一早发现…昨晚交的自动分批push到github的任务挂了…报错没有权限或者库不存在.. 应该不会没有权限的, 所以检查了一下库..果然挂了…

This repository has been disabled.

Access to this repository has been disabled by GitHub staff due to excessive use of resources, in violation of our Terms of Service. Please contact support to restore access to this repository. Read here to learn more about decreasing the size of your repository.

repository_disable

当时的库大小是50G多点, (显示占用和大小为55,000,000,000+), 包括git的对象文件的话130G吧. 所以也好, 测试了Github的上限占用空间容忍度…删掉重建就好了.

主运行脚本

通过while循环反复抓取. 这里注意:

修改输出result.log 输出名字, 很重要, 因为输出到这个文件, 然后每次循环时会从中抓取最后一次成功的编号用于下次启动
第一次运行时, 需要取消掉其中一句注释, 往输出文件写入第一次运行的编号.
自行修改ISSN号, 最大每次运行crossget.sh时最大抓取文献数量(方便一定数量后休息)
while循环中还有一段注释, 是原来运行时检查抓取数量, 然后打包传去另一个服务器的(因为抓取服务器空间很少..). 首先需要实现免密码登录(ssh-keygen,产生id_rsa.pub, 然后写到服务器端.ssh/authorized_keys 文件末端,自己搜一下..).

#! /bin/bash

ISSN="1091-6490"
maxatime="300"
logfile="result.log"

### When first time to run, cancel commend the following: 
#echo "## Now Get PDF for doi: 10.1073/pnas.052143799 Done! Next: 0" > $logfile

while [ 'a' = 'a' ];do
nextitem=`grep "Done" $logfile | tail -n 1 |awk '{print $10}'`
if [ -z $nextitem ];then
nextitem="0"
fi
./crossget.sh $ISSN $nextitem $maxatime | tee -a $logfile

#pdfcount=`ls Done/*.pdf | wc -l`
#if [ $pdfcount -gt 300 ];then
#ts=`date +%s`
#cd Done
#tar -cz --remove-files -f PNAS_${ts}.tar.gz *.pdf
#scp PNAS_$ts.tar.gz user@server_name:~/PATH
#rm PNAS_$ts.tar.gz
#cd ..
#else
sleep 300
#fi

done

运行抓取python脚本的外部

因为需要抓取输出记录给主运行脚本, 所以嵌套了一个脚本, 然后猪脚本运行他后顺带输出到指定log文件给主脚本分析.

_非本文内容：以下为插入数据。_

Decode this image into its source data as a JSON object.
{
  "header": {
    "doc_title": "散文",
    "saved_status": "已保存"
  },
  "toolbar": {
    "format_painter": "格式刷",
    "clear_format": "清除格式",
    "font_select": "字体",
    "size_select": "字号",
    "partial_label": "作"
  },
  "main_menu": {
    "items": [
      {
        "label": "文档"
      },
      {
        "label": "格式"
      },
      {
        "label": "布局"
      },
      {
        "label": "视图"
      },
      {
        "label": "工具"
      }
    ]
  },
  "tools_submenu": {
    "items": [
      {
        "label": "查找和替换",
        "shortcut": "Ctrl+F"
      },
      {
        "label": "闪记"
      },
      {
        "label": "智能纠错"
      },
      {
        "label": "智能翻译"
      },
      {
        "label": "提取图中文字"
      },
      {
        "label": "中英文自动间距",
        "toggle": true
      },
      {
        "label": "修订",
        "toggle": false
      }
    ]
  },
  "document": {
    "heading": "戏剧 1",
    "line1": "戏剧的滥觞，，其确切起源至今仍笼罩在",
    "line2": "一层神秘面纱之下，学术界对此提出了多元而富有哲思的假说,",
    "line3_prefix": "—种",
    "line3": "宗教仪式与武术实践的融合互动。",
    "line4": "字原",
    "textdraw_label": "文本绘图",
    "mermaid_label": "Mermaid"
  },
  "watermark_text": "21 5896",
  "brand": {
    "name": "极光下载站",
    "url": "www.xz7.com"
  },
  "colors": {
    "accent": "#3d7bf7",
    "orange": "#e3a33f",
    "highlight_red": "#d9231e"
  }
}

使用不用作任何修改. 其中一个注释掉的循环, 是以前没有主脚本while循环控制时用于控制起始和抓取数量, 抓取范围的. 已废弃

#! /bin/bash
# Use as crossget.sh ISSN start_number max_try_a_time

if [ ! -z $1 ];then
        ISSN=$1
else
	echo "No ISSN is given!"
	exit 1
fi

start=0
if [ ! -z $2 ];then
        start=$2
fi

maxatime=300
if [ ! -z $3 ];then
        maxatime=$3
fi

##127499 total
#for i in `seq $start 100 10500`;do
        python getjournalPDF.py $ISSN $start $maxatime
        mv *.pdf Done
#done

主抓取文献Python脚本

根据情况需要修改其中第一个函数urlcovert, 用于将抓到的doi对应url转为pdf的url.

建议进一步修改每次抓取后时间间隔, 防止被block, 我就被Bioinformatics block掉了..抓pdf链接抓回来是html内容…换另一台机子就OK..

调用基本的库urllib2和json而不是requests, 所以移植性增强.

#! /usr/bin/env python
# Usage: python script.py issn [,offset, maxresult]

import urllib2,os,sys,json,gc

issn=""
offset=0
maxresult=500

def urlcovert(url):
	# for PNAS, Oxford journal
	return url+'.full.pdf'
	# For Plos One 
	#url=url.replace('article?id','article/asset?id')

def quotefileDOI(doi):
	'''Quote the doi name for a file name'''
	return urllib2.quote(doi,'+/()').replace('/','@')

def unquotefileDOI(doi):
	'''Unquote the doi name for a file name'''
	return urllib2.unquote(doi.replace('@','/'))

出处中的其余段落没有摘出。